Buika’s family is from Equatorial Guinea (formerly Spanish Guinea, and Africa´s only Spanish-speaking country) but she was born Maria Concepcion Balboa Buika in Majorca, Spain, where her father took the family after fleeing the homeland for political reasons. Speaking from her home in Spain, she describes how music, a vital aspect of her existence, was always a part of her family´s life in the fundamentally African way – that is to say, music, dance and food were never lacking. But it was her mother, Buika observes, that was immersed in music in a particularly passionate way. She loved all the kinds of music she had discovered in Spain, and danced to it in an African manner, whether it was John Coltrane or Led Zeppelin or Tchaikovsky.
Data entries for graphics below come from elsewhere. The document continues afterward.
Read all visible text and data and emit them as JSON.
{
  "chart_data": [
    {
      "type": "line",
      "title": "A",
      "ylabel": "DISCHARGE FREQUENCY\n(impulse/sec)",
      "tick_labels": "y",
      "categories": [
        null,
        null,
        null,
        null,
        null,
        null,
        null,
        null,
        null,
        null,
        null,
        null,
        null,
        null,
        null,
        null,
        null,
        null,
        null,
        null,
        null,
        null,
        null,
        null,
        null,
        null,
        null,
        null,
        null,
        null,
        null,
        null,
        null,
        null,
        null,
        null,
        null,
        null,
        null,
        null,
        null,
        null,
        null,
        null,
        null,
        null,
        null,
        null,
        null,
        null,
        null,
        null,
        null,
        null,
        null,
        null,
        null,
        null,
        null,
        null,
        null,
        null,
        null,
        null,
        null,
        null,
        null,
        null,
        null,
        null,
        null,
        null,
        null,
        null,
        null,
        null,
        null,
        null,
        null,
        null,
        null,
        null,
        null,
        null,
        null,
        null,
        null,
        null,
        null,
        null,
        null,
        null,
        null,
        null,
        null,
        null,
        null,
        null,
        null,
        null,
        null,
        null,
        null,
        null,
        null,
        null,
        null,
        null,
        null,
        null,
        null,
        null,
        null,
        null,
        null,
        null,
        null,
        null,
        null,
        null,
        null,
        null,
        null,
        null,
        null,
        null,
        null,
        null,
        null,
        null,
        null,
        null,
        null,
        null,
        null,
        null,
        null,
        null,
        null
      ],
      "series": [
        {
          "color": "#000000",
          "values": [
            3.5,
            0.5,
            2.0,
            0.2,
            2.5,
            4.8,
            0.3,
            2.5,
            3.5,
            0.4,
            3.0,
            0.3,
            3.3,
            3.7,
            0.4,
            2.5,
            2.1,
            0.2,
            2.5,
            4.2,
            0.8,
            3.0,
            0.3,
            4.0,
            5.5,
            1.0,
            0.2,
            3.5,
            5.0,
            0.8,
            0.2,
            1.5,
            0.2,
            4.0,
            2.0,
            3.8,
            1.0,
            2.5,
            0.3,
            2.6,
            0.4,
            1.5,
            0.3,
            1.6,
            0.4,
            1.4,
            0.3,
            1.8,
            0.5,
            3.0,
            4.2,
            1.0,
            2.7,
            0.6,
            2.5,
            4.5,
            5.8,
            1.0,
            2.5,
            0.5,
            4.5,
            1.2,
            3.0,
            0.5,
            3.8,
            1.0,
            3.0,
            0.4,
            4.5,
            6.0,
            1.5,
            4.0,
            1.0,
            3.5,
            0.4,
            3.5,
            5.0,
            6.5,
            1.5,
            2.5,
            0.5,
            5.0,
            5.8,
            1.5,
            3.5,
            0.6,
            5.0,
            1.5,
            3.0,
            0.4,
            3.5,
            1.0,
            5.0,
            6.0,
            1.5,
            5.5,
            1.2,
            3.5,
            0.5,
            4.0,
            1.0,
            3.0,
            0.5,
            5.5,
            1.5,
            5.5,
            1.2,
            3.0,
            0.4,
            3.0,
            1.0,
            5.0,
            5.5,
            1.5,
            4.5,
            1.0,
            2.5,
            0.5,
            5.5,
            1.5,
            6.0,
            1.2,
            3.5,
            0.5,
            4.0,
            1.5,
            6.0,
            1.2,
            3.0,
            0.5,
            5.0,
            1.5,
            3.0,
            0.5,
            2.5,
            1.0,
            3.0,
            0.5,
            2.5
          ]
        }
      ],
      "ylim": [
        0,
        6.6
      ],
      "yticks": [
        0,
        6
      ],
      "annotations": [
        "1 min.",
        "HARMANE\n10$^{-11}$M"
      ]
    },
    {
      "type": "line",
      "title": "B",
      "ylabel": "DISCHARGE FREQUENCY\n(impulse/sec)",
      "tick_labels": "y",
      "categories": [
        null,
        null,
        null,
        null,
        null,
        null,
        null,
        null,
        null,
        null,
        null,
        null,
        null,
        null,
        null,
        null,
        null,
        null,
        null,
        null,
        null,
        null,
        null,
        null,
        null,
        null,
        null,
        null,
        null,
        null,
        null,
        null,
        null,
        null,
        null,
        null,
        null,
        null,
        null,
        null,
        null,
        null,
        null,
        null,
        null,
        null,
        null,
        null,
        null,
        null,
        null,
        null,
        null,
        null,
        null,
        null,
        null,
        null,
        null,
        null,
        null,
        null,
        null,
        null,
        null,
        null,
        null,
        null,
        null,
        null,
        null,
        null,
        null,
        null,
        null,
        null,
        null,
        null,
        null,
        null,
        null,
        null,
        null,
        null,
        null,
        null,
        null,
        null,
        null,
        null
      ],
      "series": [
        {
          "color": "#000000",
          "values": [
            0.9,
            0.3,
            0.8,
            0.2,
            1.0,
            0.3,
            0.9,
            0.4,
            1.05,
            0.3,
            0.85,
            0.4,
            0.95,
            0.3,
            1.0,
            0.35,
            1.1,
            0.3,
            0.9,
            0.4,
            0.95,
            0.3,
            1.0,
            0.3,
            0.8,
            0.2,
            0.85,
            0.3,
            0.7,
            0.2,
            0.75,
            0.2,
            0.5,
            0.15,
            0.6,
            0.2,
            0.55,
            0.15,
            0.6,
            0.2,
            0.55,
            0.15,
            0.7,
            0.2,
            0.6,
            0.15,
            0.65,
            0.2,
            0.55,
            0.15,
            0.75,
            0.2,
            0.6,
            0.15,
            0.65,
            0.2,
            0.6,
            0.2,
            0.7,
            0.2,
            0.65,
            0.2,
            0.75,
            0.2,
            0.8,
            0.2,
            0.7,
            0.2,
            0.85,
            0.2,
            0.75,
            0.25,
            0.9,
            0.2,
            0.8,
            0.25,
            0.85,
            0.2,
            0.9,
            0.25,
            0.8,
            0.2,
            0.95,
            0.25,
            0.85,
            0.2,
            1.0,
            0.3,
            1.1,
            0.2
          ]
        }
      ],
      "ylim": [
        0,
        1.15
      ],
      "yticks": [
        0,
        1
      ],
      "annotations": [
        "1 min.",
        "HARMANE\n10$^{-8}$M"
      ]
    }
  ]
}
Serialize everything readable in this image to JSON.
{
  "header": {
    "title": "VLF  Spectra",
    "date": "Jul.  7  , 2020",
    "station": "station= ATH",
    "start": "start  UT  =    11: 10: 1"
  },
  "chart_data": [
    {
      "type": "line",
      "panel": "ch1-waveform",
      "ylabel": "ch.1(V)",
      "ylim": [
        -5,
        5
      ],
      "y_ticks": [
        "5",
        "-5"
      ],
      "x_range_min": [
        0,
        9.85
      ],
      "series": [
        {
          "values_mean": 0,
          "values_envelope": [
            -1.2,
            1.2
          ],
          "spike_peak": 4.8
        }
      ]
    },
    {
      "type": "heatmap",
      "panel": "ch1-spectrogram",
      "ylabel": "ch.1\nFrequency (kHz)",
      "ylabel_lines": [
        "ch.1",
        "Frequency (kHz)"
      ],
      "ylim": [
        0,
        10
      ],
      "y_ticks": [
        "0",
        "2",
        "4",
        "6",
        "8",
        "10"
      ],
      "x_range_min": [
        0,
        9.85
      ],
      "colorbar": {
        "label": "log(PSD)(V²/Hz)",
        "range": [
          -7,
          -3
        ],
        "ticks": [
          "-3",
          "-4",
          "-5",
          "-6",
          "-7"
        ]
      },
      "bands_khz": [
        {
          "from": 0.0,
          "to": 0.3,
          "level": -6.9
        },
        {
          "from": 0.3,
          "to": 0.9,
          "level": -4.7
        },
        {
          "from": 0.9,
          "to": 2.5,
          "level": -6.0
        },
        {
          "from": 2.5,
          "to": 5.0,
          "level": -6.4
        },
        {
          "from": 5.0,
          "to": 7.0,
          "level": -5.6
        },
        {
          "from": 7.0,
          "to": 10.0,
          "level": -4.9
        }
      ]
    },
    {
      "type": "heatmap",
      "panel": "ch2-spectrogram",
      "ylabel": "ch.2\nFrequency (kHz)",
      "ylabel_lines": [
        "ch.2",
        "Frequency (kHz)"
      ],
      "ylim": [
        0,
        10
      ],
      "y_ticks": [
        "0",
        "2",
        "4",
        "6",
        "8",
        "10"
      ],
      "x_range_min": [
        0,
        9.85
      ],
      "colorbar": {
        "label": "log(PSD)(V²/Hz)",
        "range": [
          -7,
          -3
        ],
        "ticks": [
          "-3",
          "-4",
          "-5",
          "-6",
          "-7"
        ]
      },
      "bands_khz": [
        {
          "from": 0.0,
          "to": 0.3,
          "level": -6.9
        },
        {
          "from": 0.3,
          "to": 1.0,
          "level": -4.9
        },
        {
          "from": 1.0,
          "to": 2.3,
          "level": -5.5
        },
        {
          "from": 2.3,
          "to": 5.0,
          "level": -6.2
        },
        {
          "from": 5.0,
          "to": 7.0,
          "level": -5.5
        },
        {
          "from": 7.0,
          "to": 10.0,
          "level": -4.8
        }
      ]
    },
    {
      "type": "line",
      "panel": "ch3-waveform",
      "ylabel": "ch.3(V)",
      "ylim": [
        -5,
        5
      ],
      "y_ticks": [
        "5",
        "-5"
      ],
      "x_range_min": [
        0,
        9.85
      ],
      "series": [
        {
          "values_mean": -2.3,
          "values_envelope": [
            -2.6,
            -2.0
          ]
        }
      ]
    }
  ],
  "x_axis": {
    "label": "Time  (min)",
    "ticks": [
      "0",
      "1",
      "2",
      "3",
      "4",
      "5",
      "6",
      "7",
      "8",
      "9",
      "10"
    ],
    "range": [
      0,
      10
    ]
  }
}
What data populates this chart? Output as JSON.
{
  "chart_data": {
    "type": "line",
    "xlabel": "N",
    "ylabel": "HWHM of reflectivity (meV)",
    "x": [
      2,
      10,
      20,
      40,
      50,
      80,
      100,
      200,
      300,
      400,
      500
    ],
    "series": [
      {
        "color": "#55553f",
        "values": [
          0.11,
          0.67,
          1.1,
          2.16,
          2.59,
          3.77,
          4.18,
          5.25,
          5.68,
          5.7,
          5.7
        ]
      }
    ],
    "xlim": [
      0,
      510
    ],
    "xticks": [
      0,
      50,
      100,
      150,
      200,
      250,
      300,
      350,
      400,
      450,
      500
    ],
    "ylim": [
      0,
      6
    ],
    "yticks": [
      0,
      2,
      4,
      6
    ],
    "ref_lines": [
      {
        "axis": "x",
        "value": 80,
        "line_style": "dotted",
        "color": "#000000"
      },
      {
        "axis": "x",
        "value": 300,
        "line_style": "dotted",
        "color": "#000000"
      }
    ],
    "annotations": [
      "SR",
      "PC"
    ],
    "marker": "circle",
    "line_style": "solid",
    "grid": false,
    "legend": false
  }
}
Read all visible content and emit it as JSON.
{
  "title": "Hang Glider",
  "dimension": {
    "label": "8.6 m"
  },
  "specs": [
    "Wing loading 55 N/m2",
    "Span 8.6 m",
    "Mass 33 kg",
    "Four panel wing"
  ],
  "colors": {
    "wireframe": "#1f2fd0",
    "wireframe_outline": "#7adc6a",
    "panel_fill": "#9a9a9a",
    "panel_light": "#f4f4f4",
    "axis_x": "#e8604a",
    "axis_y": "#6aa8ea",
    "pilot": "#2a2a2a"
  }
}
In addition, North American music from the eighties was a particular influence, and Buika remarks that she´s especially grateful to Tina Turner, “Mi Tina”, because she provided a model of beauty and talent for a young woman that had no point of reference for Africans in her Spanish environment:…“all the intellectual and sexual icons where white and blond, all the TV commercials had white people, I would look at them and think, ‘I don´t see myself!’ No matter how much I comb and brush. My hair will never look like that!”
In the course of her professional career, Buika had until recently been known as the only afroflamenca, whose delicate phrasing of flamenco standards straddled the border between jazz and Southern Spain. Her latest CD, “El Ultimo Trago” took another unusual turn, adding the virtuoso piano-playing of Chucho Valdés to Buika belting out Mexican rancheras, those rural ballads of lust and love and life gone wrong.
When I ask how and why she decided to sing rancheras, she exclaims, “We women birthed everyone: Chinese, Black, African, Mexican, North American, Russian! We are the mothers of the world and there is nothing we cannot sing, touch, love…There is no language, no music I dare not sing, because I have been born a woman!
Her love for rancheras has resulted in a friendship with the great diva of the genre, Chavela Vargas, as well concerts in Vargas´home in Tepoztlán, Mexico. “Mexico es mi amigo”, says Buika. Vargas, affirms Buika, taught her the value of solitude, which “is a wonderful refuge”, she adds, “as long as we have another woman to share with (cousin, sister, girlfriend) we can choose to construct instead of self destruct.”
Also a photographer, poet and writer who once defined herself in an interview as bisexual, tri-phasic and tri-dimensional, Buika concludes she is one of the women she writes about in her second book titled “To those that loved difficult women and ended up cutting themselves loose”. It had been a fascinating whirlwind of a conversation, with easy and brilliant transitions not unlike Buika´s own from flamenco to rancheras, and we can all look forward to the next musical road she travels.